While my preface established the pedagogical “how” of our study and its formalist methodology, this final note traces the iconological path taken by my students. As we moved through the Metropolitan Museum, ancient sculptures and paintings served as frameworks for a new understanding of both physical material and iconographic meaning.
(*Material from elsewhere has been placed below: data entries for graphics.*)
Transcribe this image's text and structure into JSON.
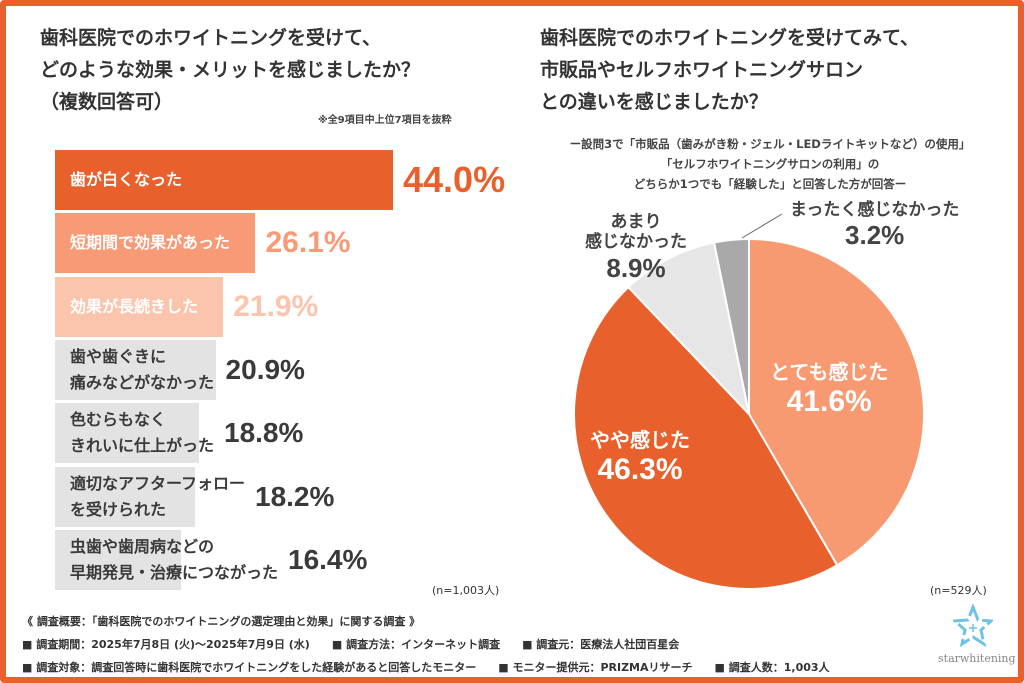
{
  "left": {
    "title": [
      "歯科医院でのホワイトニングを受けて、",
      "どのような効果・メリットを感じましたか？",
      "（複数回答可）"
    ],
    "note": "※全9項目中上位7項目を抜粋",
    "n": "(n=1,003人)"
  },
  "right": {
    "title": [
      "歯科医院でのホワイトニングを受けてみて、",
      "市販品やセルフホワイトニングサロン",
      "との違いを感じましたか？"
    ],
    "subtitle": [
      "ー設問3で「市販品（歯みがき粉・ジェル・LEDライトキットなど）の使用」",
      "「セルフホワイトニングサロンの利用」の",
      "どちらか1つでも「経験した」と回答した方が回答ー"
    ],
    "n": "(n=529人)"
  },
  "chart_data": [
    {
      "type": "bar",
      "orientation": "horizontal",
      "categories": [
        "歯が白くなった",
        "短期間で効果があった",
        "効果が長続きした",
        "歯や歯ぐきに\n痛みなどがなかった",
        "色むらもなく\nきれいに仕上がった",
        "適切なアフターフォロー\nを受けられた",
        "虫歯や歯周病などの\n早期発見・治療につながった"
      ],
      "values": [
        44.0,
        26.1,
        21.9,
        20.9,
        18.8,
        18.2,
        16.4
      ],
      "labels": [
        "44.0%",
        "26.1%",
        "21.9%",
        "20.9%",
        "18.8%",
        "18.2%",
        "16.4%"
      ],
      "colors": [
        "#e8602c",
        "#f79a75",
        "#fbc4ad",
        "#e3e3e3",
        "#e3e3e3",
        "#e3e3e3",
        "#e3e3e3"
      ],
      "value_colors": [
        "#e8602c",
        "#f79a75",
        "#fbc4ad",
        "#3a3a3a",
        "#3a3a3a",
        "#3a3a3a",
        "#3a3a3a"
      ],
      "unit": "%"
    },
    {
      "type": "pie",
      "start": "top",
      "direction": "clockwise",
      "slices": [
        {
          "label": "とても感じた",
          "value": 41.6,
          "display": "41.6%",
          "color": "#f79a72"
        },
        {
          "label": "やや感じた",
          "value": 46.3,
          "display": "46.3%",
          "color": "#e8602c"
        },
        {
          "label": "あまり\n感じなかった",
          "value": 8.9,
          "display": "8.9%",
          "color": "#e6e6e6"
        },
        {
          "label": "まったく感じなかった",
          "value": 3.2,
          "display": "3.2%",
          "color": "#a9a9a9"
        }
      ]
    }
  ],
  "footer": {
    "summary": "《 調査概要：「歯科医院でのホワイトニングの選定理由と効果」に関する調査 》",
    "period": "■ 調査期間：2025年7月8日 (火)〜2025年7月9日 (水)",
    "method": "■ 調査方法：インターネット調査",
    "source": "■ 調査元：医療法人社団百星会",
    "target": "■ 調査対象：調査回答時に歯科医院でホワイトニングをした経験があると回答したモニター",
    "provider": "■ モニター提供元：PRIZMAリサーチ",
    "count": "■ 調査人数：1,003人"
  },
  "logo": {
    "text": "starwhitening",
    "icon": "star-logo-icon"
  }
}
This iconography of the object is revealed in the following observations:

  • Will Baker explored the iconography of permanence in the Tomb of Akhtihotep, observing a shadowless surface where the human figure remains an absolute, measurable fact.

  • Kyle Kaizhong Tan examined the Grave Stele of a Little Girl, mapping the development of contrapposto as a transitional bridge between the stillness of earlier relief and the weight-shift of freestanding sculpture.

  • Tan Nhat Nguyen analyzed the Boscoreale Cubiculum, examining how an iconography of perspective and illusion expands the boundaries of the room toward an optical expansion of city, garden, and sky.

  • Christina Mei focused on the iconography of reflection, tracking the circular path of the stone to connect the mirrored fates of Narcissus, Echo, and Hylas.

  • Yiping Zhao analyzed the Sarcophagus with the Myth of Selene and Endymion, mapping how deep carving defines the iconographic encounter between the goddess and the sleeping youth.

  • Ziyan Zhong analyzed the iconography of the Muses and Sirens, observing how the rhythmic arrangement of the figures defines their musical competition.

  • Steffany Yalong analyzed the Sarcophagus of Dionysos, observing a shift where the body is no longer a mere tactile unit but an optical entity defined by the play of light and shadow.

While these analyses remain anchored in Riegl’s formalism, they acknowledge a contemporary shift in art historical critique. We move away from a strictly teleological view—the idea of an “evolution” toward a more technically resolved mode of vision—and instead recognize changes in a given culture. This engagement embraces a layered temporality, suggesting that our gaze today involves a collapse of eras; we are not merely looking back at the past, but participating in a constant negotiation between ancient material and modern perception.

To examine these objects in situ was to observe a layered temporality governed by the behavior of light on the surface. By following the sequence from the Tomb of Akhtihotep to the Sarcophagus of Dionysos, the group engaged with the specific mechanics of relief—moving from the sheer materiality of the carved mark to the illusory depth of the iconographic program. They traced a rhythmic necessity: the disciplined transition from the Nahsicht (the near-sight of the shallow surface) of haptic objectivism to the Fernsicht (the distant-sight of the deep surface) of optical subjectivism, where the stone and the eye continue negotiating with light.

This text emerged from a seminar conducted at the School of Visual Arts (SVA) in collaboration with the Metropolitan Museum of Art.